AZAB MENDURHAKAI WALI
ALLAH
Hari-hari
dilewati dengan berbagai ancaman dan penghinaan. Bagaimana tidak Abdul yang
kesehariannya berdakwah di masjid dan di tempat-tempat orang biasa berkumpul
mendapat celaan dari masyarakat atas apa yang dia lakukan. Memang, Abdul dari
kecil sudah ditinggal oleh orang tuanyaa saat pulang dari kerja.
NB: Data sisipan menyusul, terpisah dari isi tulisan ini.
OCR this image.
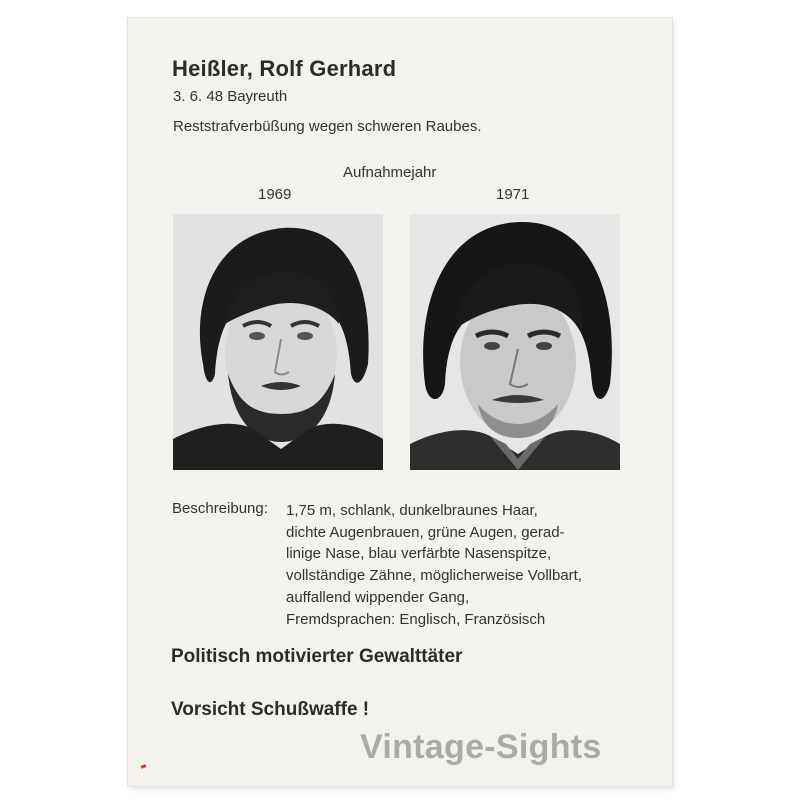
Heißler, Rolf Gerhard
3. 6. 48 Bayreuth
Reststrafverbüßung wegen schweren Raubes.
Aufnahmejahr
1969	1971
Beschreibung: 1,75 m, schlank, dunkelbraunes Haar,
dichte Augenbrauen, grüne Augen, gerad-
linige Nase, blau verfärbte Nasenspitze,
vollständige Zähne, möglicherweise Vollbart,
auffallend wippender Gang,
Fremdsprachen: Englisch, Französisch
Politisch motivierter Gewalttäter
Vorsicht Schußwaffe !
Vintage-Sights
Sejak saat tu
ia tinggal bersama kakeknya disebuah rumah kecil di samping masjid. Dari kecil
ia selalu diajarkan untuk taat beribadah, hal itu ia peroleh dari kakeknya baik
di rumah ataupun pengajian di dekat masjid sebelah rumahnya. Abdul selalu taat
beribadah baik yang wajib maupun yang sunah. Namun banyak ejekan dan hinaan
dari temannya karena Abdul kurang bergaul dan lebih suka menyendiri dan
dianggap gila oleh teman-temannya. Namun Abdul tak berputus asa, ia tetap
semangat dan keyakinan yang kuat untuk beribadah.
Dikala
ia beranjak dewasa, kakek yang selama ini menjadi orang tua sekaligus gurunya
wafat ketika sedang melaksanakan shalat tahajjud. Sejak itulah Abdul terus
merasa sedih atas kepergian orang yang dicintainya. Karena tidak akan ada lagi
orang yang akan memberinya ilmu dan nasihat untuk kebaikan. Abdul selalu berdoa
kepada Allah agar diberi ketabahan atas musibah yang dialaminya. Lalu ia
berinisiatif untuk menggantikan kakeknya menjadi penceramah dipengajian. Lantas
ia tak hanya memberikan ceramah dipengajian saja tapi dimana saja ia melihat
sekumpulan orang-orang yang sedang duduk bersama. Atas tindakan itulah
masyaeakat tidak suka dengan apa yang ia lakukan karena mereka selalu merasa
terganggu saat sedang bergosip tentang orang lain.
Pada
suatu malam masyarakat berkumpul didepan rumah Abdul untuk mengusirnya dari
kampung tersebut karena mereka sudah geram atas apa yang dilakukannya selama
ini. Malam itu juga Abdul diusir dan dia pergi keluar dari kampung itu dengan
membawa beberapa perbekalan yang diberi oleh jamaahnya sendiri. Lantas ketika
Abdul pergi dari kampung itu, masyarakat disana semakin menderita karena hujan
yang tak kunjung turun, tanah semakin gersang, air sungai pun semakin
mengering. Itu semua adalah azab dari Allah karena mereka tidak mau menerima dakwah kejalan yang benar.